Vous comptez réellement quitter l’entreprise si la promotion vous échappe? Dites-le de façon constructive. «Il faut être ouvert à la discussion, dit Julie Carignan. Vous pouvez tout à fait dire à votre patron que vous estimez avoir fait le tour de votre emploi actuel, que vous cherchez davantage de responsabilités et que si cette possibilité ne se concrétise pas, vous aimeriez pouvoir trouver avec lui d’autres voies pour concilier vos aspirations aux besoins de l’organisation. Tout est dans le ton!»

Jouer au patron

«Jouer au ti-boss avec vos collègues n’est pas une bonne façon de démontrer que vous êtes prêt à passer à l’échelon hiérarchique supérieur», avertit Julie Carignan. Au contraire, vous risquez de leur déplaire et, du coup, de donner une mauvaise impression à votre supérieur, qui vous observe.

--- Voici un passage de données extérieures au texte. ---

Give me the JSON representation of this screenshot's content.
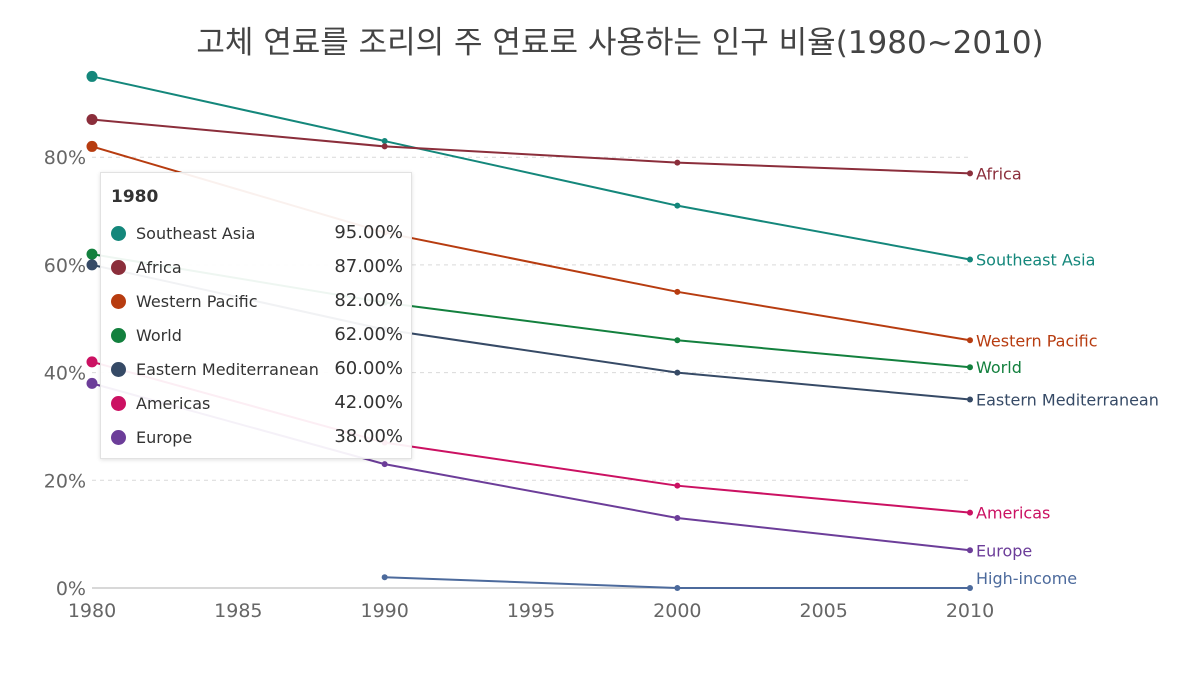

Dans le même ordre d’idée, ne prenez pas de décisions qui vous reviendraient si vous aviez le poste. «Donner des approbations sans en avoir encore le pouvoir vous mettra dans l’embarras, dit Sylvie Lepage. Dans certains cas, cela pourrait entraîner des coûts pour l’organisation et vous mettre la direction à dos.»

Évitez aussi de faire des promesses à vos collègues, en leur disant par exemple que les choses vont changer quand vous serez nommé. «Tant que vous n’êtes pas en poste, vous ne disposez pas de toutes les informations, dit Julie Carignan. Vous créez des attentes et vous vous engagez avec des promesses que vous ne pourrez pas tenir.» Pour votre patron, c’est un autre signe que vous n’êtes pas prêt pour la promotion.

Insister indûment

En attendant la décision, évitez d’être trop insistant. «Aller voir son supérieur tous les jours pour demander : " Est-ce que je vais l’avoir? Quand va-t-on savoir? " ça finit par être harcelant», fait remarquer Sylvie Lepage.

En plus de dénoter de l’impatience, vous révélez ainsi que vous connaissez mal le fonctionnement de l’entreprise. «Dans une PME, ça peut aller vite, poursuit-elle. Mais dans une grande entreprise, les processus d’approbation peuvent être très longs, surtout quand l’autorisation vient d’un siège social à l’étranger.»

Pour éviter cette situation, Julie Carignan suggère de demander, une fois, quelles seront les prochaines étapes du processus et combien de temps elles prendront. «De cette façon, si vous n’avez toujours pas de nouvelles après trois semaines alors qu’on vous avait promis une réponse dans 15 jours, vous pouvez légitimement faire un suivi, sans craindre d’irriter.»